Lehrveranstaltungen Filmwissenschaft / Mediendramaturgie

S. Film/Moderne/Theorie: Filmische Kindheitsrepräsentationen im Rahmen (bio-)kultureller Narrative

Michael Brodski M.A.

Kurzname: S Film/Moderne/Theor
Kursnummer: 05.054.16_510

Empfohlene Literatur

Brian, Boyd; Carroll, Joseph; Gottschall, Jonathan: Evolution, Literature & Film. A Reader. New York 2010.
Grodal, Torben. Embodied Visions: Evolution, Emotion, Culture and Film. Oxford 2009.

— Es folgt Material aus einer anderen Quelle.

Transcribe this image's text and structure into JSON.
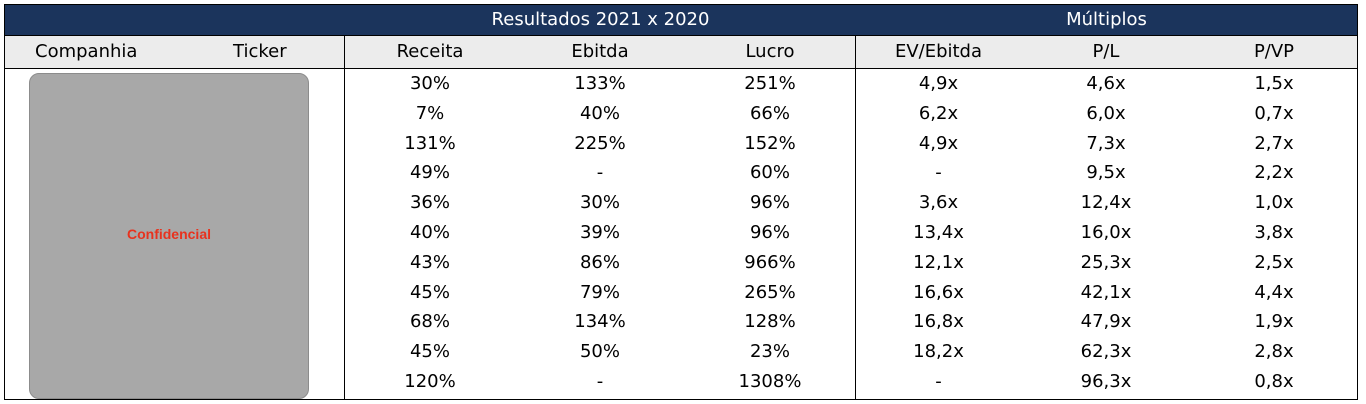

Voraussetzungen / Organisatorisches

Aus organisatorischen Gründen werden die Zeiten und Räume erst zur zweiten Lehrveranstaltungsanmeldephase veröffentlicht.

Inhalt

Primärziel dieses Seminars ist es, durch den Rückgriff auf das interdisziplinäre Forschungsgebiet der Kindheitsforschung (Childhood Studies) unterschiedliche Fragestellungen hinsichtlich der Repräsentation von Kindheit im Film zu erarbeiten. Einen für filmwissenschaftliche Auseinandersetzungen relevanten Ausgangspunkt soll dabei die Betrachtung aus einer dezidiert biokulturellen Perspektive (vgl. Boyd/Carroll/Gottschall 2010, Grodal 2009) darstellen, wonach die Deutung filmischer Strukturmerkmale auf eine bestimmte Weise differenziert werden kann: Demnach lassen diverse als „functional bundles“ (Torben Grodal) bezeichnete narrative sowie ästhetische Versatzstücke Aussagen über angeborene, evolutionspsychologisch bedingte Interessen des Zuschauers zu. Bei davon abzugrenzenden Darstellungsweisen handelt es sich hingegen um kulturelle Überformungen, welche auf spezifische gesellschaftspolitische Kontexte sowie ideologische Dispositionen zurückgeführt werden können. Gerade hinsichtlich medialer Repräsentationsformen von Kindheit kann dieser ausschließlich szientistische wie auch kulturalistische Argumentationen vermeidende Ansatz als filmanalytische Grundlage verwendet werden, um im Rahmen der Childhood Studies sowohl zwischen auf biologisch bedingten Differenzeigenschaften zum Erwachsenen basierenden Darstellungen (vgl. James & Prout 1990, Archard 1993) als auch ideologisch konstruierten Kindheitsbildern, etwa anhand von Unschuld und Nostalgie (vgl. z.B. Kincaid 1998, Ross 2004), unterscheiden zu können. Das filmische Spektrum soll dabei sowohl Kinder- und Familienfilme (etwa Animationsfilme von Disney und Pixar) als auch internationale Kindheitsfilme (beispielsweise DER GEIST DES BINENENSTOCKS (ESP 1973) oder SALAAM BOMBAY! (IND 1988)) beinhalten. Darüber hinaus sollen auch transmediale Exkurse, wie etwa die Darstellung von Kindheit in Musikvideos, unternommen werden.